Parents of kids with illnesses worried

Minister Angie Motshekga.
Minister Angie Motshekga.
Image: Jairus Mmutle/GCIS

Parents of pupils with chronic illnesses are concerned that minister of basic education Angie Motshekga left their children in the dark.

Last week, Motshekga announced that the department was working towards the re-opening of schools, starting with grades 7s and 12s next month.

Motshekga said they had been advised to adopt a phased approach in the reopening of schools, uppermost in their planning is the health and safety of the school communities, particularly learners and teachers.

Motshekga only mentioned that the department was mindful of the needs of learners with disabilities and was working with provinces to ensure that special schools were adequately provided for in all the plans they had put together.

Some parents said they were concerned about the safety of their children as in Motshekga's speech there was no mention of pupils who suffer from chronic illnesses.

As President Cyril Ramaphosa announced last week that the country was going to be on level 4 starting from Friday last week, he said those who are elderly and those with underlying conditions must remain at home and take additional precautions to isolate themselves.

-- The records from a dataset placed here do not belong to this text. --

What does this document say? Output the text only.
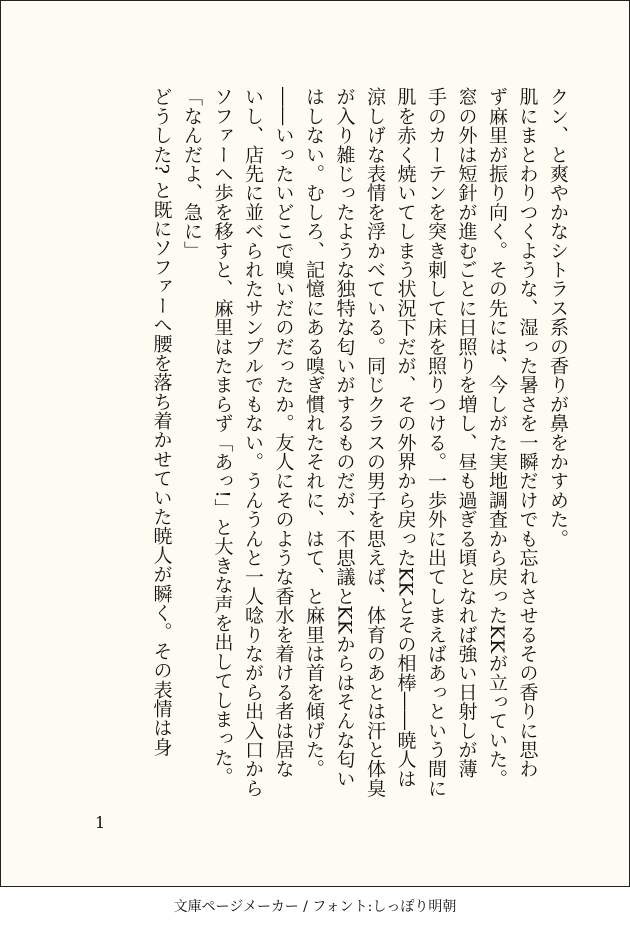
クン、と爽やかなシトラス系の香りが鼻をかすめた。
肌にまとわりつくような、湿った暑さを一瞬だけでも忘れさせるその香りに思わ
ず麻里が振り向く。その先には、今しがた実地調査から戻ったKKが立っていた。
窓の外は短針が進むごとに日照りを増し、昼も過ぎる頃となれば強い日射しが薄
手のカーテンを突き刺して床を照りつける。一歩外に出てしまえばあっという間に
肌を赤く焼いてしまう状況下だが、その外界から戻ったKKとその相棒――暁人は
涼しげな表情を浮かべている。同じクラスの男子を思えば、体育のあとは汗と体臭
が入り雑じったような独特な匂いがするものだが、不思議とKKからはそんな匂い
はしない。むしろ、記憶にある嗅ぎ慣れたそれに、はて、と麻里は首を傾げた。
――いったいどこで嗅いだのだったか。友人にそのような香水を着ける者は居な
いし、店先に並べられたサンプルでもない。うんうんと一人唸りながら出入口から
ソファーへ歩を移すと、麻里はたまらず「あっ!」と大きな声を出してしまった。
「なんだよ、急に」
どうした? と既にソファーへ腰を落ち着かせていた暁人が瞬く。その表情は身
1
文庫ページメーカー / フォント:しっぽり明朝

A 38-year-old Cape Town woman, who is a guardian of a grade 6 teenage boy, said she was worried about his health.

"It is very worrying that our children have to go back to school with the corona pandemic still on the rise. Kids will always be kids; even if you can send him or her with 10 face masks and 10 sanitisers to school, that won't make any difference because when they want to take the face mask off they will do so and there is no guarantee that there will be no contact with others.

"I wish the department can delay the opening of schools until we are all sure that the virus has been contained," she said.

A 42-year-old father of a grade 10 pupil in Soweto said: "I am worried about my daughter, especially because she's asthmatic and she travels to school by a taxi. How do I guarantee her safety? I want her to go back to school but at the same time I don't want to jeopardise her life."

Department's spokesperson Elijah Mhlanga said the screening of learners and educators would be done at the reopening of schools.

"Learners with chronic illnesses will be able to catch up with the curriculum on different television channels and radio stations. This will continue into the future, we have even established a permanent education channel with SABC," Mhlanga said.

The SABC Education TV channel goes live today.

The channel is meant to benefit all grades and it will initially be available on YouTube and digital terrestrial television.

Group chief executive officer Madoda Mxakwe said the launch of the channel was timely as the nation required these interventions to fill gaps that have been created by Covid-19-related adjustments.

"In particular this initiative will ensure that education and learning continues outside the traditional classroom environment," Mxakwe said.

He said the core content would be broadcast in a customary linear manner while ancillary programming would stream via digital platforms.